When AIMMS is solving on my machine, it consistently uses a little over 21% of the total CPU capacity. Is it possible to let AIMMS use more than this?
EDIT: After investigating a little more, the ‘problem’ occurs while AIMMS is building the model. CPU usage during the solve is harder to observe since it is quite quick. The CPLEX 20.1.sta file shows that it prepares to use up to 8 threads.
Best answer by Marcel HuntingView original
There is no way to force them to use more, which wouldn’t accomplish anything anyway. AIMMS would use more CPU if it needed to.
One thing you can check is the option global_thread_limit which controls the number of CPU cores that AIMMS (and the solver) can use.
@LowBjorn , During which part of running your AIMMS project is the CPU usage around 21%?
For the solving part, it depends on the problem type and solver whether multiple threads (and therefore more CPU) will be used. The solvers CPLEX and Gurobi use as many threads as possible by default, but, e.g., the solver CONOPT uses only one thread per default.

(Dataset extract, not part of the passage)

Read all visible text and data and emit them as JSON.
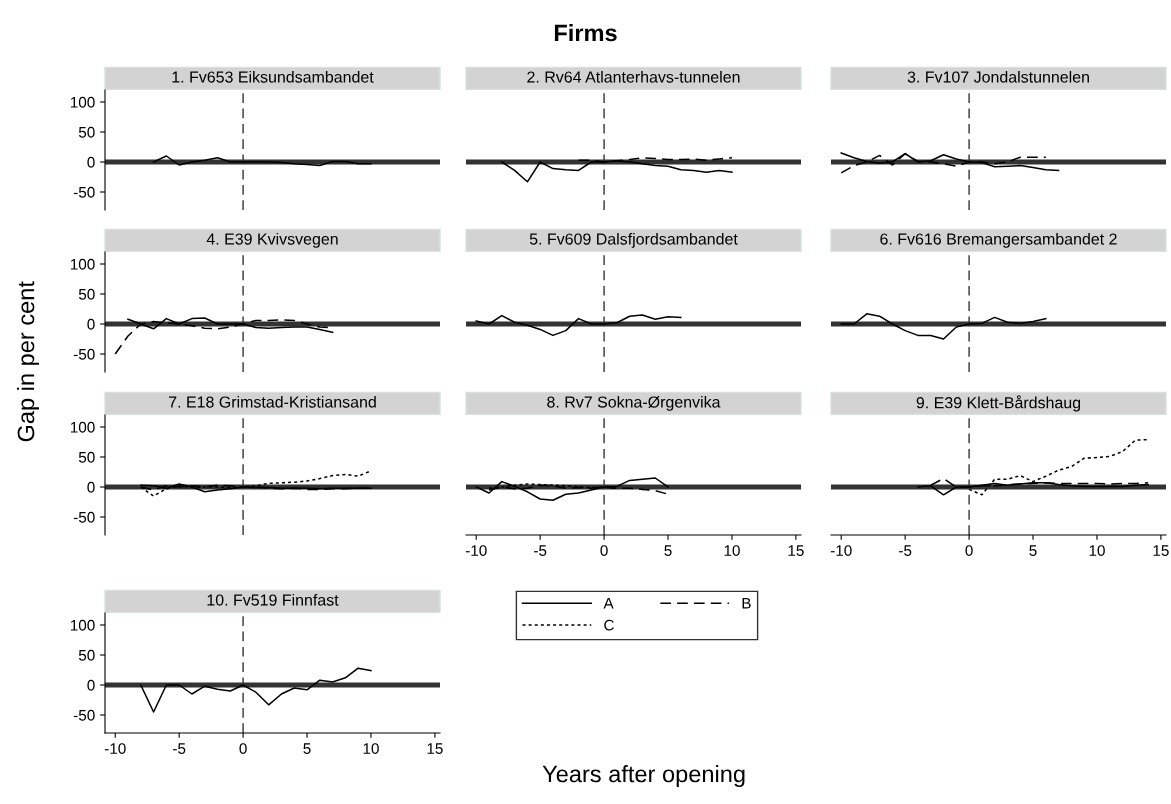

When solving a LP problem only one thread will be used if CPLEX or Gurobi uses the simplex algorithm, but multiple threads will be used when they use the barrier or concurrent algorithm. When solving a MIP problem multiple threads are typically only used if multiple (unexplored) branch-and-bounds nodes are available. Mostly only one thread will be used while solving the root node of a MIP problem.
It would be useful to enable solver logging to get more insight on what the solver is doing while CPU usage is around 21%. How to switch on solver logging is described in this How-To article.
Can AIMMS use more resources in this case? My overall aim is to find out if there are throttles on performance that I could possibly undo.
Parallelization of the AIMMS Engine is an ongoing (development) effort, and therefore the AIMMS Engine will not use multiple threads in all situations. AIMMS will only use one thread for model generation.
If you want to improve the performance of your AIMMS model then it would be useful to try the AIMMS Profiler. That way you can pinpoint the bottlenecks in your model.